Don’t trust financial institutions.

  • Hedge fund business models are pressured to take big risks because institutional investors put the money on the ones with the biggest returns, hiding risks.
  • Banks need to be regulated because they are incentivized to take risks through risk-hidden derivatives and keep the profit while sharing the losses by being bailed out during the crisis.

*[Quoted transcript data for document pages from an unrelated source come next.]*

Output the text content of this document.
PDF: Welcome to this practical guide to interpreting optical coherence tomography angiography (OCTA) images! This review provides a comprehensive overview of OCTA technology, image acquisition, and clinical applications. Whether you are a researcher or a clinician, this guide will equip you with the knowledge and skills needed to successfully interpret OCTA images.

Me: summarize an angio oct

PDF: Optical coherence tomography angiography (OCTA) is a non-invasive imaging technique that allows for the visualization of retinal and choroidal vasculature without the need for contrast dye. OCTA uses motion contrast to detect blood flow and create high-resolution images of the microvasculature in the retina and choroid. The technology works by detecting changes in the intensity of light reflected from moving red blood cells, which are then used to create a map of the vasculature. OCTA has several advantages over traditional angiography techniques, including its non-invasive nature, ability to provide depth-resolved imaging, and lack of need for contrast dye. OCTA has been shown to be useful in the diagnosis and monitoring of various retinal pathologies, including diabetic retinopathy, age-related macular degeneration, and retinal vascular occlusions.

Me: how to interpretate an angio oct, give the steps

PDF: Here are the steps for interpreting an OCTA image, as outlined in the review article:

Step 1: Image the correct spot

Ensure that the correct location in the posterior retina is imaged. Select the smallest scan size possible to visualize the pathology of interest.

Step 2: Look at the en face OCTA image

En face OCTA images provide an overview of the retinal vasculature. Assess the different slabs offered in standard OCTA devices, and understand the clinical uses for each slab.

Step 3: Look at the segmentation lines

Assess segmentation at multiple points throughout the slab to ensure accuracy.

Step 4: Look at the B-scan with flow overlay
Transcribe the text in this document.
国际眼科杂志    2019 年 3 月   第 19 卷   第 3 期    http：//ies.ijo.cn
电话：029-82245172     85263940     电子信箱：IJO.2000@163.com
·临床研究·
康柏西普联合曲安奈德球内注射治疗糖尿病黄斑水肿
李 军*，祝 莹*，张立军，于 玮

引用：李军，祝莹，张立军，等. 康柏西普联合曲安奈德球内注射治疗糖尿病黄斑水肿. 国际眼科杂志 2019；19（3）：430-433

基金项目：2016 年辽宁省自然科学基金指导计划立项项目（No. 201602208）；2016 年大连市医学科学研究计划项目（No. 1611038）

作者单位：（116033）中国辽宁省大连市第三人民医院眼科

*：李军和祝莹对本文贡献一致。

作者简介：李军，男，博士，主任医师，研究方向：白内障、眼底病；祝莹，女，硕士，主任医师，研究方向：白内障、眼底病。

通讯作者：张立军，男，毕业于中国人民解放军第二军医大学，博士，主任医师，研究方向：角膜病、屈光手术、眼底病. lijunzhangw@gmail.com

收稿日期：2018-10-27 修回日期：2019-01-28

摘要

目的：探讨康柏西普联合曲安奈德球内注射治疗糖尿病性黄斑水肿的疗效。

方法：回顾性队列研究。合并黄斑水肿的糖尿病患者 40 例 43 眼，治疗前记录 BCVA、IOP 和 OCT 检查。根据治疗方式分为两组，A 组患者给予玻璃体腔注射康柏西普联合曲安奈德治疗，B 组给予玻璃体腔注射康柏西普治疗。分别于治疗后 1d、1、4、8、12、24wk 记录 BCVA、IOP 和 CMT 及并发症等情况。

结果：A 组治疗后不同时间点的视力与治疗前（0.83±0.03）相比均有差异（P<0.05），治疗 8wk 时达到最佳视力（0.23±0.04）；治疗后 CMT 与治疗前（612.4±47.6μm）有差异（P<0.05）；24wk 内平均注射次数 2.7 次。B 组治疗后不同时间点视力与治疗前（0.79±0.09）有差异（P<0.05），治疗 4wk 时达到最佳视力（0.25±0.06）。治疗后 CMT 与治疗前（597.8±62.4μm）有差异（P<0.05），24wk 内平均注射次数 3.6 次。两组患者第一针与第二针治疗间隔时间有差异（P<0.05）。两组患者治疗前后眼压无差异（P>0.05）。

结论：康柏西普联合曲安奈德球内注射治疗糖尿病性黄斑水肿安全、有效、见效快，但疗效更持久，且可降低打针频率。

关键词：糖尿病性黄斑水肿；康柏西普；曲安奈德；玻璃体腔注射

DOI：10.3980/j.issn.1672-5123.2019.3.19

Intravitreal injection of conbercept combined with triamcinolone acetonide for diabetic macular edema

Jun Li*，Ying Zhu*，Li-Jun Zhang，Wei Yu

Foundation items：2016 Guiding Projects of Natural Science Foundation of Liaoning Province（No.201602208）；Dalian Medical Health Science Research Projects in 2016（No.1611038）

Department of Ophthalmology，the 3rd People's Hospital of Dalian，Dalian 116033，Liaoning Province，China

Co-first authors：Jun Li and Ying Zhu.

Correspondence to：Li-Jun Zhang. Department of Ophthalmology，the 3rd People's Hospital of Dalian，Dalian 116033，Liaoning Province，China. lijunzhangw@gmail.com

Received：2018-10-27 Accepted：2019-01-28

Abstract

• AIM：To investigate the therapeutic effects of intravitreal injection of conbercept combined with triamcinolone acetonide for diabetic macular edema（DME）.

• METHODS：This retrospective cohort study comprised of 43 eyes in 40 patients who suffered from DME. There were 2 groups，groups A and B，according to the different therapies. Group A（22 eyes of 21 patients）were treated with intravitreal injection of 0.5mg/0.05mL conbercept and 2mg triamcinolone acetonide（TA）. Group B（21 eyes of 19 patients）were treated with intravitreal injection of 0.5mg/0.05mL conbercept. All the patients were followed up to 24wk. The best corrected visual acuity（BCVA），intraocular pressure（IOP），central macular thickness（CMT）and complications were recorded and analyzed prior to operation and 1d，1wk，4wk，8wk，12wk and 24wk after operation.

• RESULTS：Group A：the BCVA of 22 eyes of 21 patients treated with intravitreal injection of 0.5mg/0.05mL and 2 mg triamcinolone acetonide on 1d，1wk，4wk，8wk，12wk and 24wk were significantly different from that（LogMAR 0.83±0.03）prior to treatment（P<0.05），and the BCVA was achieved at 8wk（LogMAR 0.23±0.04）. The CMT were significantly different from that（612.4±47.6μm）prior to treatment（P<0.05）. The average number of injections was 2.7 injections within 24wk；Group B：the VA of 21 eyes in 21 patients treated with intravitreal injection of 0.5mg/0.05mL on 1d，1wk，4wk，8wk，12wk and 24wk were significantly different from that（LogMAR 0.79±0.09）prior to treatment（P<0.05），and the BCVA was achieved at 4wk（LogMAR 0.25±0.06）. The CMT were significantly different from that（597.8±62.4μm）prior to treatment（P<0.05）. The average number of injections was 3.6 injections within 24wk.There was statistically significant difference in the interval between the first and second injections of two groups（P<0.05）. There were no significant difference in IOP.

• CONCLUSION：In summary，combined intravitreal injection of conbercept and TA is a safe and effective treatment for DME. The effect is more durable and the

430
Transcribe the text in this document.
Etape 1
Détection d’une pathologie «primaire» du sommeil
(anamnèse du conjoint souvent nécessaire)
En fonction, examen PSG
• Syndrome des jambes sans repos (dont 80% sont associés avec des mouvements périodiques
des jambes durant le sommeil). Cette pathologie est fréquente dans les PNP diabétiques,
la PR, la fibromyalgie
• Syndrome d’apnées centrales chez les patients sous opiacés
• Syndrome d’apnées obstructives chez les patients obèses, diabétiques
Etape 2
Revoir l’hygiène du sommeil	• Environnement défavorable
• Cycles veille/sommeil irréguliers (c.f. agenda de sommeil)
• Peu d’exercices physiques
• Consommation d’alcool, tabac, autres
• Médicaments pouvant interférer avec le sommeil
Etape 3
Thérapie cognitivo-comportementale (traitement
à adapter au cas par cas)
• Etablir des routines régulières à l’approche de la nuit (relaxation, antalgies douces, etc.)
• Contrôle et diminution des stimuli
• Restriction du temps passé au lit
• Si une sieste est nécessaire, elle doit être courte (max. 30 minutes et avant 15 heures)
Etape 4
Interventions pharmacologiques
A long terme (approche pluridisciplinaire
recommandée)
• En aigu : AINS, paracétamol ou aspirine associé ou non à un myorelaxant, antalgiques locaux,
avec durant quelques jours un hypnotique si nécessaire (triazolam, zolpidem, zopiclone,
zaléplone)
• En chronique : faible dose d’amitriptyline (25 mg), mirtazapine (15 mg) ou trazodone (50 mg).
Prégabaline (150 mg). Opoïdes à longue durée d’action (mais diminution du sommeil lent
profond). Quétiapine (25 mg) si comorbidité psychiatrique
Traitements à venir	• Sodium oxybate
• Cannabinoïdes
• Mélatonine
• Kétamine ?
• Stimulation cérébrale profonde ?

Debt and derivatives are dangerous.

  • Debt is dangerous in itself and even more in incompetents or unsolvable hands.
  • Carry-trade, borrowing money at a cheaper rate to invest it in higher-yield risky assets is dangerous. (Lehman’s Brother, AIG / General Electric)
  • Derivatives can bring market liquidity but come with much bigger problems (hiding colossal risks and threatening the whole economy any second).

Economy

  • Inflation exists in part because politicians over-spend to keep power and print money to compensate.
  • Banks earn more during inflation with commissions on bigger loans, and insurances also earn more with fees indexed on higher asset prices.
  • FED often lets bubbles grow and then passes the bill to cash holders via inflation by printing money.
  • Economic collapse leads to world wars.
  • As a strategic resource, US reserves of oil should be saved.

Capitalism is good

  • Wealthy people’s money is invested in the real economy, to the benefit of the less wealthy people.
  • McDonald’s taught more people good work habits than Harvard did.
  • Losing the fear of not working leads to decline.
  • Hard work raised Korea and China from nothing.
  • Low corporate taxes and high consumption taxes are better for businesses.
  • Corruption is widespread in Asia, but authoritarian regimes can ensure a relative order.
  • Trade is what prevents a China-US war.

Other

  • Charlie Munger has two role models: Benjamin Franklin and Lee Kuan Yew (Singapore prime minister from 1959 to 1990), of which he has bronze busts in his office.